Pretend you are a New York State judge: on one hand, the .38 caliber Smith & Wesson revolver that you carry to protect yourself from angry people wielding pickaxes has a broken firing pin and needs to be fixed. On the other hand, repairs can be costly, and hey, what are those plush judge's chambers for if you can't ease into your leather chair and perform some do-it-yourself gunsmithing? We can only speculate what Judge Vincent Sgueglia was thinking after he accidentally fired a round into the walls of the 140-year-old Owego courthouse, but it may have included, "Phew, good thing I'm a judge!"

The Times reports that Judge Sgueglia was censured yesterday by the State Commission on Judicial Conduct for the incident, which occurred in 2010 while court was in recess. Words With Friends apparently isn't enough to keep Judge Sgueglia stimulated on breaks, and presumably the new Firing Pin Repair app isn't either (it just doesn't feel the same as the real thing).

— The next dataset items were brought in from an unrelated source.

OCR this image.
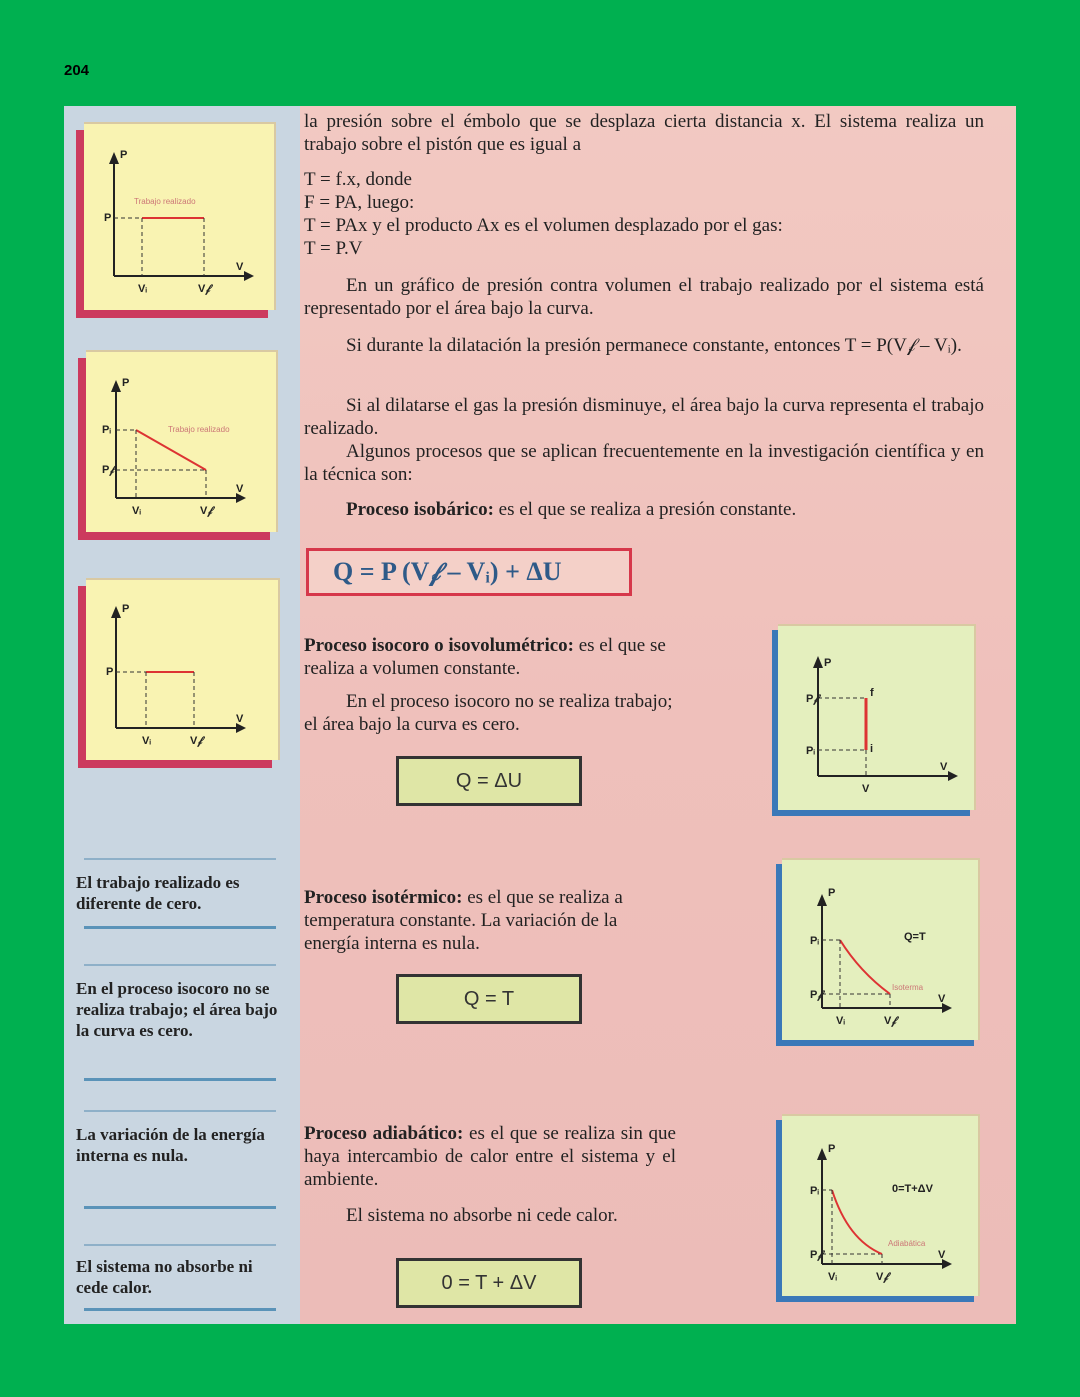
204
P
P
V
Vᵢ	V𝒻
Trabajo realizado
P
Pᵢ
P𝒻
V
Vᵢ	V𝒻
Trabajo realizado
P
P
V
Vᵢ	V𝒻
El trabajo realizado es diferente de cero.
En el proceso isocoro no se realiza trabajo; el área bajo la curva es cero.
La variación de la energía interna es nula.
El sistema no absorbe ni cede calor.
la presión sobre el émbolo que se desplaza cierta distancia x. El sistema realiza un trabajo sobre el pistón que es igual a
T = f.x, donde
F = PA, luego:
T = PAx y el producto Ax es el volumen desplazado por el gas:
T = P.V
En un gráfico de presión contra volumen el trabajo realizado por el sistema está representado por el área bajo la curva.
Si durante la dilatación la presión permanece constante, entonces T = P(V𝒻 – Vᵢ).
Si al dilatarse el gas la presión disminuye, el área bajo la curva representa el trabajo realizado.
Algunos procesos que se aplican frecuentemente en la investigación científica y en la técnica son:
Proceso isobárico: es el que se realiza a presión constante.
Q = P (V𝒻 – Vᵢ) + ΔU
Proceso isocoro o isovolumétrico: es el que se realiza a volumen constante.
En el proceso isocoro no se realiza trabajo; el área bajo la curva es cero.
Q = ΔU
P
P𝒻
Pᵢ
f
i
V
V
Proceso isotérmico: es el que se realiza a temperatura constante. La variación de la energía interna es nula.
Q = T
P
Pᵢ
P𝒻	V
Vᵢ	V𝒻
Q=T
Isoterma
Proceso adiabático: es el que se realiza sin que haya intercambio de calor entre el sistema y el ambiente.
El sistema no absorbe ni cede calor.
0 = T + ΔV
P
Pᵢ
P𝒻	V
Vᵢ	V𝒻
0=T+ΔV
Adiabática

But perhaps most troubling is that the judge approved his own gun permit in 2005. “Any judge has to be disqualified from any case in which his or her impartiality might reasonably be questioned,” the commission's administrator said. Judge Sgueglia, who has presided as the only judge in Tioga County Court since 1993, will likely not face any additional penalties, as he recently reached the mandatory retirement age of 70. Judge Sgueglia began carrying the gun after several threats were made against his life, and kept the gun in his desk drawer.

The ordeal makes us think of something Arizona's Republican Governor, Jan Brewer, recently told New York Times Magazine, defending a law she signed that allows gun owners with concealed-carry permits to pack heat in bars: "Ninety-nine point nine percent of the people that are gun owners are very responsible." Indeed, they're usually sober as a judge.